To William Temple death came suddenly, with a heart attack at Westgate-on-the-Sea, where the 63-year-old prelate was recuperating from gout. He had been Archbishop of Canterbury for only two and a half years. Speculation about his successor, to be appointed by the King (on the advice of the Prime Minister), centered around two names: Dr. Cyril Forster Garbett, 69, Archbishop of York, and Dr. Geoffrey Francis Fisher, 57, Bishop of London. But one thing was certain: there is no one else quite like William Temple in the whole Anglican Communion. London's Tory Times and Communist Daily Worker mourned him equally.
"A Just Beast." William Temple, the only son of an Archbishop of Canterbury ever to follow his father, was born in the Bishop's Palace at Exeter. Later, Bishop Frederick Temple became headmaster of Rugby, and young William learned Latin and Greek on backless benches in chilly rooms among fellow students who referred to his father as "a beast, but a just beast." "Fat Willie Temple'' was both precocious and impish. From Rugby he went on to Balliol College, Oxford, where he made a brilliant academic record and became president of the Oxford Union.
Social Revolutionist. Ordained to the priesthood, Temple served successively as chaplain to the then Archbishop of Canterbury, headmaster of Repton School, rector of St. James's in Piccadilly, Canon of Westminster Abbey. In 1921 he was appointed Bishop of Manchester. Eight years later, at 48, he was made the youngest Archbishop of York in history.

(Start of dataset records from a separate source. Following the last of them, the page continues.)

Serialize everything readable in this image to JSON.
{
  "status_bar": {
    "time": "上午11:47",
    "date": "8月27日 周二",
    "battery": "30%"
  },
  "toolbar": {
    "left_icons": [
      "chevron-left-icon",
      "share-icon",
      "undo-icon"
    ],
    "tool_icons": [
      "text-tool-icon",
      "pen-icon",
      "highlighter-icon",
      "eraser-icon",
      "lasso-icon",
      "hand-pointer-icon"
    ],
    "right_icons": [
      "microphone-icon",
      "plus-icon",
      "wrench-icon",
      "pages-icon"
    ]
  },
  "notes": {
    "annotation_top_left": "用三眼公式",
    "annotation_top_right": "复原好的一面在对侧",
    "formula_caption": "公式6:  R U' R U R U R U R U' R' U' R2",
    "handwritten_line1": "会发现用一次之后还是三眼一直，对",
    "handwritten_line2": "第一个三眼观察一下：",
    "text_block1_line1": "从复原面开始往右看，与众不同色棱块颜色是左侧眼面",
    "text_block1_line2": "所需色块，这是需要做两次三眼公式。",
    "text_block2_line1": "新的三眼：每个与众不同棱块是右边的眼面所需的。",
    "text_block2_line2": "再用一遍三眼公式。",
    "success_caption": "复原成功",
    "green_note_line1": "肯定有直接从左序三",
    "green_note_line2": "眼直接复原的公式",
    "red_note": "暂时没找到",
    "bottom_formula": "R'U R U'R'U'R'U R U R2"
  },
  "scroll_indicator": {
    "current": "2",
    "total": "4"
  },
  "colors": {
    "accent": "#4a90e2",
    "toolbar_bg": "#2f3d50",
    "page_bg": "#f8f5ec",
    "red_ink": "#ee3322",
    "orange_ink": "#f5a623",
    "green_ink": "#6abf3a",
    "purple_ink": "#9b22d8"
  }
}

In industrial Manchester and Yorkshire, William Temple found ample occasion to raise his voice against social and economic injustice. He once horrified the Chancellor of the Exchequer by suggesting that a budget surplus should be given to the unemployed rather than used to reduce taxes. Ruddy, fat-cheeked, jolly Dr. Temple laughed easily and loud* but he was in deadly earnest about social reforms.

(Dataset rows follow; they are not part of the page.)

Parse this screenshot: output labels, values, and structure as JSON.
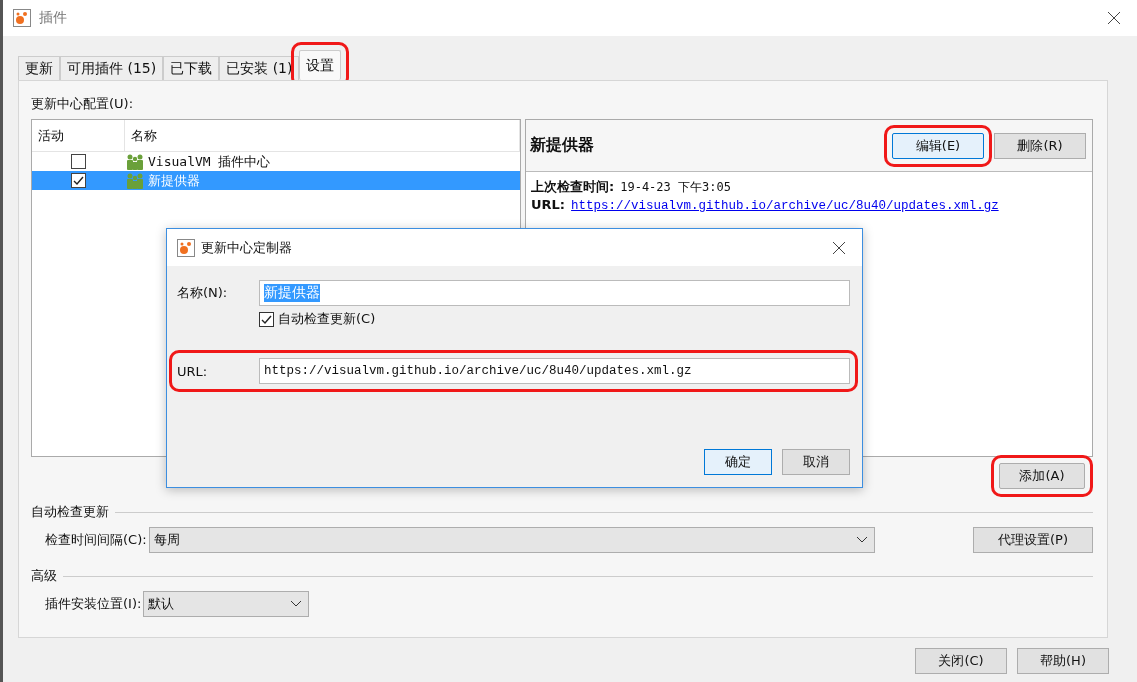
{
  "window": {
    "title": "插件"
  },
  "tabs": [
    {
      "label": "更新",
      "selected": false,
      "highlighted": false
    },
    {
      "label": "可用插件 (15)",
      "selected": false,
      "highlighted": false
    },
    {
      "label": "已下载",
      "selected": false,
      "highlighted": false
    },
    {
      "label": "已安装 (1)",
      "selected": false,
      "highlighted": false
    },
    {
      "label": "设置",
      "selected": true,
      "highlighted": true
    }
  ],
  "update_center": {
    "label": "更新中心配置(U):",
    "columns": [
      "活动",
      "名称"
    ],
    "rows": [
      {
        "checked": false,
        "name": "VisualVM 插件中心",
        "selected": false
      },
      {
        "checked": true,
        "name": "新提供器",
        "selected": true
      }
    ]
  },
  "detail": {
    "title": "新提供器",
    "buttons": [
      {
        "label": "编辑(E)",
        "focused": true,
        "highlighted": true
      },
      {
        "label": "删除(R)",
        "focused": false,
        "highlighted": false
      }
    ],
    "last_check_label": "上次检查时间:",
    "last_check_value": "19-4-23 下午3:05",
    "url_label": "URL:",
    "url": "https://visualvm.github.io/archive/uc/8u40/updates.xml.gz"
  },
  "add_button": {
    "label": "添加(A)",
    "highlighted": true
  },
  "auto_check": {
    "heading": "自动检查更新",
    "interval_label": "检查时间间隔(C):",
    "interval_value": "每周",
    "proxy_button": "代理设置(P)"
  },
  "advanced": {
    "heading": "高级",
    "location_label": "插件安装位置(I):",
    "location_value": "默认"
  },
  "footer_buttons": [
    "关闭(C)",
    "帮助(H)"
  ],
  "dialog": {
    "title": "更新中心定制器",
    "name_label": "名称(N):",
    "name_value": "新提供器",
    "name_text_selected": true,
    "auto_check": {
      "label": "自动检查更新(C)",
      "checked": true
    },
    "url_label": "URL:",
    "url_value": "https://visualvm.github.io/archive/uc/8u40/updates.xml.gz",
    "url_highlighted": true,
    "buttons": [
      {
        "label": "确定",
        "focused": true
      },
      {
        "label": "取消",
        "focused": false
      }
    ]
  }
}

The Archbishop's outstanding achievement was his leadership of the famed Malvern Conference (TIME, Jan. 20, 1941), which marked him as the world's leading exponent of Christian social reconstruction. Reading Malvern's recommendations, Britons realized that the Church of England was trumpeting nothing less than a social revolution, could no longer be dubbed the Tory Party at Prayers./-
Last year, in Christianity and Social Order, Dr. Temple set forth six propositions for a Christian society:
P: Every child should find itself a member of a family housed with decency and dignity.

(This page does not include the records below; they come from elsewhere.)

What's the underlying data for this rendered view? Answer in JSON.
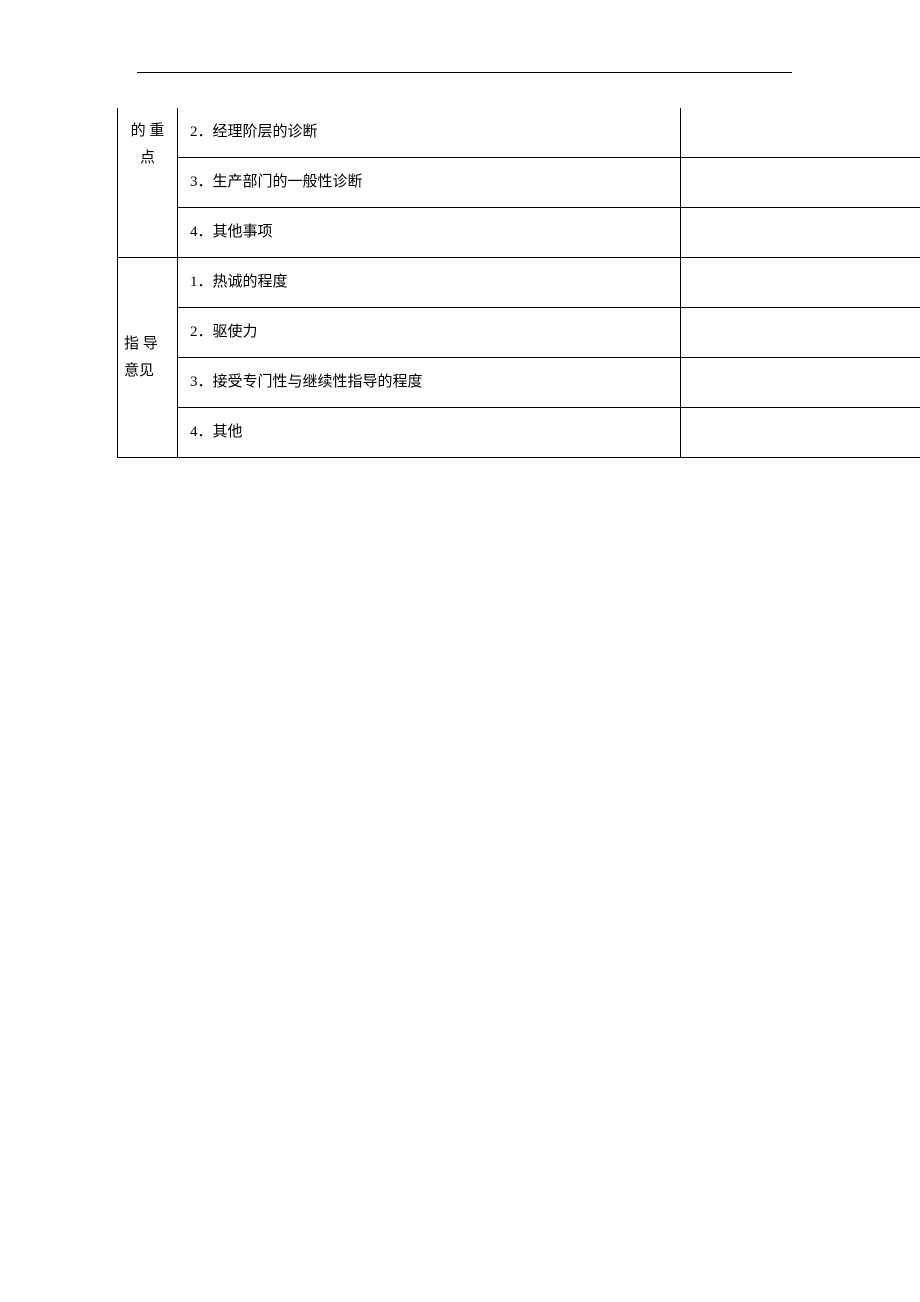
{
  "sections": [
    {
      "label": "的 重点",
      "items": [
        "2．经理阶层的诊断",
        "3．生产部门的一般性诊断",
        "4．其他事项"
      ]
    },
    {
      "label": "指 导意见",
      "items": [
        "1．热诚的程度",
        "2．驱使力",
        "3．接受专门性与继续性指导的程度",
        "4．其他"
      ]
    }
  ]
}
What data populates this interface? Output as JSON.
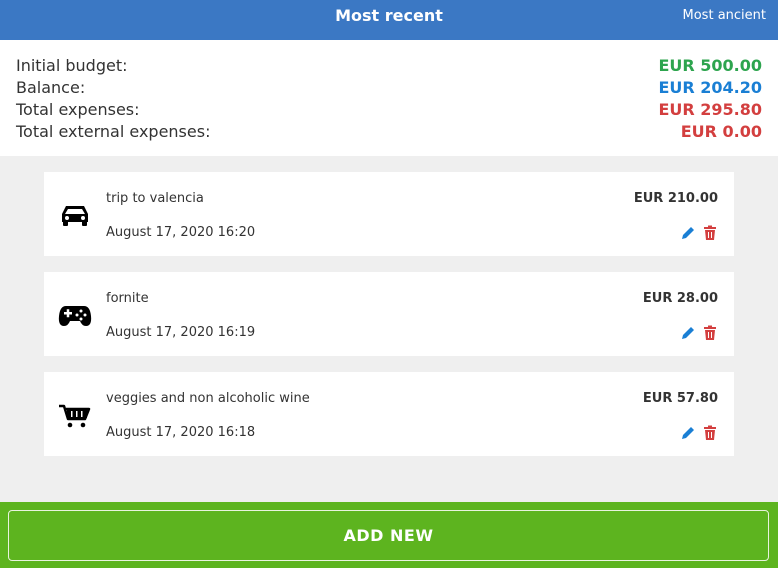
{
  "header": {
    "active_tab": "Most recent",
    "other_tab": "Most ancient"
  },
  "summary": {
    "rows": [
      {
        "label": "Initial budget:",
        "value": "EUR 500.00",
        "color": "#2da44e"
      },
      {
        "label": "Balance:",
        "value": "EUR 204.20",
        "color": "#1a7fd4"
      },
      {
        "label": "Total expenses:",
        "value": "EUR 295.80",
        "color": "#d33f3f"
      },
      {
        "label": "Total external expenses:",
        "value": "EUR 0.00",
        "color": "#d33f3f"
      }
    ]
  },
  "expenses": [
    {
      "icon": "car-icon",
      "title": "trip to valencia",
      "amount": "EUR 210.00",
      "date": "August 17, 2020 16:20"
    },
    {
      "icon": "gamepad-icon",
      "title": "fornite",
      "amount": "EUR 28.00",
      "date": "August 17, 2020 16:19"
    },
    {
      "icon": "shopping-cart-icon",
      "title": "veggies and non alcoholic wine",
      "amount": "EUR 57.80",
      "date": "August 17, 2020 16:18"
    }
  ],
  "footer": {
    "add_label": "ADD NEW"
  },
  "colors": {
    "header_bg": "#3b78c4",
    "footer_bg": "#5db41f",
    "edit_icon": "#1a7fd4",
    "delete_icon": "#d33f3f"
  }
}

P: Every child should have an opportunity for education up to maturity. P: Every citizen should have sufficient income to make a home and bring up his children properly.
P: Every worker should have a voice in the conduct of the business or industry in which he works.
P: Every citizen should have sufficient leisure--two days' rest in seven and an annual holiday with pay. P: Every citizen should be guaranteed freedom of worship, speech, assembly and association.
The Archbishop was once introduced to one Cholmondeley Jones. "Take a seat, Mr. Jones," said he. "My name is Cholmondeley Jones," returned the other. "Indeed," said the Archbishop. "Then take two seats." /- Dr. Temple's latest book, The Church Looks Forward (Macmillan; $2), containing 25 addresses made since his enthronement, will be published Nov. 14.